“向将军阁下请示吧!”信村说道。
铃木通过望远镜,发现登陆舰前方的水面上簇拥了一大堆士兵,他们宁愿冻得浑身打抖,就是不愿意冲向江滩,被气坏了。“这帮混蛋,这是我们第17旅团的士兵吗?他们的勇气都被狗吃了?”他正愤愤骂着,一个通讯参谋跑来,向他转述了信村的问话。
乍听说内藤死了,他也不禁一阵默然。下一刻,他发飙道:“八格,信村这个蠢驴,内藤死了,他不是还活着吗?这种事有什么可请示的,由他接着指挥就是了。告诉他,如果能在半个小时内击破守军,内藤的大队长就是他的!不然的话,他就自己跳进江里吧!八格,我们第17旅团的军官,什么时候变得如此怯懦了?”
日军暂停了炮击,江铁头目送一团淡黄色的雾气慢慢的散开,然后被风吹走,他摘下防毒面具,喊道:“各班排立刻统计一下数字,班排长战死了的,副职顶上,依次执行。蒙泰山,冯成宝!”
冯成宝是另外一个连长。他和蒙泰山立刻开始组织手下军官对部队进行点名。几分钟以后,数字统计上来,冯成宝沙哑着嗓子向江铁头汇报:“报告,我们连还有,还有二十六人。”
张大竹的死对蒙泰山是个巨大的打击,他本来就是一张黑脸,此时,那张脸更是沉得好像夏天雷暴雨来临之前的天空,乌七八黑的:“我们连还有三十九个。”

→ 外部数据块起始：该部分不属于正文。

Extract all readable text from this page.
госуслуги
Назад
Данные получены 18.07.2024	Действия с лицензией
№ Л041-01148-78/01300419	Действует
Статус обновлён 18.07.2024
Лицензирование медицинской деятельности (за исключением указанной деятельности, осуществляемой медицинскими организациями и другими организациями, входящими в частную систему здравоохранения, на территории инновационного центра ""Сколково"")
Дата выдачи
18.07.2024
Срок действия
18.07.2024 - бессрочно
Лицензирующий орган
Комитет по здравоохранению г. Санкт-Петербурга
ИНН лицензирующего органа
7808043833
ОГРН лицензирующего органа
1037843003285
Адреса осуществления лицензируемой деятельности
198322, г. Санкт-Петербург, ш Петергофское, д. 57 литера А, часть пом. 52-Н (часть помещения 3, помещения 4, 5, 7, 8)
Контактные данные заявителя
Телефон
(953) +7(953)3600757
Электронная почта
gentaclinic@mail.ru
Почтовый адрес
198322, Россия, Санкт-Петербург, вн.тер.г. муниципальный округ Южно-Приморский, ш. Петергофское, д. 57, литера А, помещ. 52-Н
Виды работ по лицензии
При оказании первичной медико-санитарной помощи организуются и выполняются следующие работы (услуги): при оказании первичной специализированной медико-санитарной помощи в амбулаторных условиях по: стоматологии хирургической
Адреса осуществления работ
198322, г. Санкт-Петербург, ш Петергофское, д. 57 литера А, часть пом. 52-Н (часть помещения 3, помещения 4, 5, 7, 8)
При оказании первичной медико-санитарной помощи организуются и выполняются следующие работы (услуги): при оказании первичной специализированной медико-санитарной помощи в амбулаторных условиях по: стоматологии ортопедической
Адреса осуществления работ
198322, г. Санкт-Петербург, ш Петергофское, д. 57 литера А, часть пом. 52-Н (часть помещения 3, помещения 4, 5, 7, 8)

侦察营两个连,本来将近两百人,但是现在,却只剩下六十六个了,江铁头扫视了众人一眼,说道:“兄弟们,已经过去十分钟了,再坚持五十分钟,一师他们就赶到了。兄弟们不会白死的,血债总要血来偿!”
众人肃穆,静静的坐着,看着他不出声。
江铁头看了江边一眼,说道:“大家还记得总司令去年9月份去霸王山视察的时候说过的话吗?”
“我记得,总司令当时说,我们就是游击部队的眼睛,可是,我们不能仅满足于做眼睛,我们还要成为利爪、成为尖牙利齿,”冯成宝说道。